At 29 years of age, he officially retired following his second comeback in which he played in a 1972 preseason game for the Chicago Bears and fumbled twice. He was not the same and knew right then that he had to give it up because he had nothing left in his tank. His legacy remained intact and he was inducted into the Pro Football Hall of Fame in 1977 after just 68 games over seven seasons. He is tied for fourth on the list of Pro Football Hall of Famers with the fewest games played.
- BO JACKSON, RB, OAK (1991)
There has never been a better athlete in professional sports since Bo Jackson. In fact, there have not been many, if any, two-sport athletes like Bo Jackson since the ’90s. But not a single one of the two sport athletes in professional sports history could come close to Bo Jackson’s talent. He was simply a freak on the football field and a monster on the baseball diamond. He ran like Adrian Peterson, but faster, and he threw the baseball like Willie Mays, only faster. He hit like David Ortiz, but was smarter when running the bases, oh, and he was faster.
But his powerful running style made him a candidate for the injury bug and during a 1991 playoff game against the Cincinnati Bengals, he dislocated his hip after a tackle. It would be his final play in the NFL leaving fans always wondering what could have been if he was able to just stay healthy.
- ROBERT SMITH, RB, MIN (2001)
When Robert Smith left the NFL, he was another one of the surprises because he was not only healthy, he was actually one of the biggest free agent running backs on the market heading into the 2001 season. He could have signed for nearly $30 million dollars but decided to give it all up because he was afraid of his future health.
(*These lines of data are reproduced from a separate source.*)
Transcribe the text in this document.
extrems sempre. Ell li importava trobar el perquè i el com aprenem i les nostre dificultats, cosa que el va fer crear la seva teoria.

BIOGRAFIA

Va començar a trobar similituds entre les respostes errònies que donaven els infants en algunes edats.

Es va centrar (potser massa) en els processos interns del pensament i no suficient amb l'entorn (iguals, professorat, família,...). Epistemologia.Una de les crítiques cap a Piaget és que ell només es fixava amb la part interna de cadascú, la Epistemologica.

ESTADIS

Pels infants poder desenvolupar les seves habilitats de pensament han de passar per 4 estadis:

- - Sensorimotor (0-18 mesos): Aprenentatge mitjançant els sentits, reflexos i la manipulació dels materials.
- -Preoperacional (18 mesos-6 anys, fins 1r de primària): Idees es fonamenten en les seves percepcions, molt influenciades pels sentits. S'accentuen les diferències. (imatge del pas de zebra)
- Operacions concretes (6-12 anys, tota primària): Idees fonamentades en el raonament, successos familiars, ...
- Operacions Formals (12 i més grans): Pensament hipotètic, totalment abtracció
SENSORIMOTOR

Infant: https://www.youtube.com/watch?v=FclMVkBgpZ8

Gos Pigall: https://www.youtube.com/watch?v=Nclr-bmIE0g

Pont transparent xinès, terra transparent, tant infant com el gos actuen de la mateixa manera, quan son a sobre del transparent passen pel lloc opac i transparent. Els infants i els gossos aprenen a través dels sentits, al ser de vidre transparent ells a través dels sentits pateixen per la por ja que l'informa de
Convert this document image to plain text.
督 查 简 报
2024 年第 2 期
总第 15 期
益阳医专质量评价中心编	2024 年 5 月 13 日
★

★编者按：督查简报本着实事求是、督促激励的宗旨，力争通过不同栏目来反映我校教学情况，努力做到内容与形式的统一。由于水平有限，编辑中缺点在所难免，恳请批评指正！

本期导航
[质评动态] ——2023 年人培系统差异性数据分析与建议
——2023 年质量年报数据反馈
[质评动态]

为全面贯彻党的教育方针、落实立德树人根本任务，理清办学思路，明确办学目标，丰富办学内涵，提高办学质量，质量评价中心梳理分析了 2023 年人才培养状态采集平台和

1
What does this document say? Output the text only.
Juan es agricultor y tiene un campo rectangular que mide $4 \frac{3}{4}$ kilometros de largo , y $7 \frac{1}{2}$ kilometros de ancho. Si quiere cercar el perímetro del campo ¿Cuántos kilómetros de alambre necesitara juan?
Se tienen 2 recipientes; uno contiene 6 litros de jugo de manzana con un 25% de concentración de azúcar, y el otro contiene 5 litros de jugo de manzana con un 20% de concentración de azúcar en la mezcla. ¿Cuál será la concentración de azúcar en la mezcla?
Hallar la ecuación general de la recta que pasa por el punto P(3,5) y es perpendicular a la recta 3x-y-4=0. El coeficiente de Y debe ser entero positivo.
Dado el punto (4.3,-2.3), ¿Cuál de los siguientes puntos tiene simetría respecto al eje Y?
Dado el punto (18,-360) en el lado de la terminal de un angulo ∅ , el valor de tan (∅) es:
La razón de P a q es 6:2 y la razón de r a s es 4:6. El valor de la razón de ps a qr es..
He retired right around the time many other athletes started leaving the NFL after being practically forced out because of brain injuries, mostly concussions. It was before the infamous CTE discovery but Robert Smith could see it happening long before anyone else did.
- TONY BOSELLI, LT, JAX (2002)
Tony Boselli is the only player in NFL history to be drafted twice by two different franchise’s, as their top pick. When the NFL added the Jacksonville Jaguars, they were one of two expansion teams in 1995. The Carolina Panthers were the second team and both of them participated in the 1995 NFL Draft as the top two picks. After adding 31 players to their franchise, Jacksonville entered the draft looking at several key players they were going to need if they wanted to find success. So they drafted Tony Boselli with the second overall pick. He was later drafted by the Houston Texans as their first ever selection, during their expansion draft.
However, due to injury, Tony would not be able to play for Houston and ended up retiring shortly after he signed on with the team later on in the year at the age of 29, which is very young considering most offensive lineman go well beyond that in terms of years in the NFL. He only played seven seasons, making five Pro Bowls and three All-Pro teams.